Parodi tuvo influencia sobre varios criaderos de la zona de Lima, incluyendo el criadero Flores de Luis Huguet.

Otros criadores de la zona Centro que merecen ser nombrados son Rodolfo Matellini, Belisario De las Casas, Carlos Luna de la Fuente, José Risso Matellini, Ernesto Carozzi, José Antonio Onrubia, Pedro Koechlin, Alberto de Azambuja, por mencionar algunos.

En los últimos años se ha creado un polo de crianza en el valle de Mala en el que sobresale Jorge Villacorta Díaz, con el Campeón de Campeones JVDZ Noble Rey.

De otro lado, José Risso Matellini (JRM) es considerado el mejor criador de Lima de las últimas décadas.

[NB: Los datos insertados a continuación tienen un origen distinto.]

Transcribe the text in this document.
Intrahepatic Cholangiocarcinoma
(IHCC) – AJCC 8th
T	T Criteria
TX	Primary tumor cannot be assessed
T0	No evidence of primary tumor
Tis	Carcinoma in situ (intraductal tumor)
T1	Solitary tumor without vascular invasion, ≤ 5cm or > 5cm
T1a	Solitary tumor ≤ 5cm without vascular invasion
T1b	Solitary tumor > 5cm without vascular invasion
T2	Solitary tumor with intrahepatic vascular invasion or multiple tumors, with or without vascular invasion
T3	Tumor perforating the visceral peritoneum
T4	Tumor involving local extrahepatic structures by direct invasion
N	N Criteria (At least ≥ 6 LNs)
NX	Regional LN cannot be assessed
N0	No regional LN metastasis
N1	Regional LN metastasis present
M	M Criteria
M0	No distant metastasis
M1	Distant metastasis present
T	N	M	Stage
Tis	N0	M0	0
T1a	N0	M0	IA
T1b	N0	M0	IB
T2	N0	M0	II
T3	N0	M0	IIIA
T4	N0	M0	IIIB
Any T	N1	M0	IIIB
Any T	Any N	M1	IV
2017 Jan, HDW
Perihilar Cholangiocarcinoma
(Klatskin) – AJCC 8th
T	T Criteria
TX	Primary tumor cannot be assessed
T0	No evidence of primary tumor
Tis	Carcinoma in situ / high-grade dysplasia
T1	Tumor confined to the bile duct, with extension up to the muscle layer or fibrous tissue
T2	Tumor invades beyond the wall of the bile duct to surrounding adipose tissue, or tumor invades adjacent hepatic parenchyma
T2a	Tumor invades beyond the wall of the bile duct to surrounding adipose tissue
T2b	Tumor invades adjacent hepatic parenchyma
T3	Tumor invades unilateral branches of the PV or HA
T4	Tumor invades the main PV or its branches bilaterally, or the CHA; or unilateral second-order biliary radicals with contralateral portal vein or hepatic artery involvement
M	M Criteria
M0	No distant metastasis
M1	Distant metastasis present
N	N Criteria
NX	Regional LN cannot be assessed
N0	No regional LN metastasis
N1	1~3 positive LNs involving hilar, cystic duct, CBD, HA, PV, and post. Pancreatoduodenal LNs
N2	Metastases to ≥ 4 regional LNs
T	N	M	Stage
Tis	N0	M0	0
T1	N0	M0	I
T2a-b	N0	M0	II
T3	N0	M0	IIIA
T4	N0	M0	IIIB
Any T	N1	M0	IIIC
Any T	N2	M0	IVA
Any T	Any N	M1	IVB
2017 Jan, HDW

Destacó con ejemplares como JRM Predilecto (1), JRM Mariscal, JRM Resplandor, JRM Premier y JRM Legendaria (1). Pepe Risso inculcó esta afición a sus hijos y hoy contamos con importantes aportes de José Risso Montes (JR) y Eduardo Risso Montes (ERM).

sol de oro 2EL PADRE DE LA RAZA

No cabe la menor duda que la historia del Caballo Peruano de Paso es una antes de Sol de Oro (v) y otra después, al que debemos llamar el "padre de la raza".

Es con seguridad, el potro que más campeones laureados ha producido, entre los que podemos mencionar Caramelo, AEV Regional, y FPC El Cid.

Alfredo Elías Vargas nos dice que Sol de Oro (v) viene de la hacienda Calapaya, en la quebrada de Llauta, en Ica, de propiedad de la familia Jurado. Fue hijo de un potro de Calapaya y de una yegua de De Gregory, de la cría de Cancino. Sol de Oro (v) se lesionó una mano, por lo que solo se le vio en un concurso, en el que se exhibió en "progenie de padre", en el campo de la avenida Salaverry, y luego en Mamacona, a finales de la década de los años sesenta. Fue vendido por Cirilo Antezana a Gustavo de la Borda.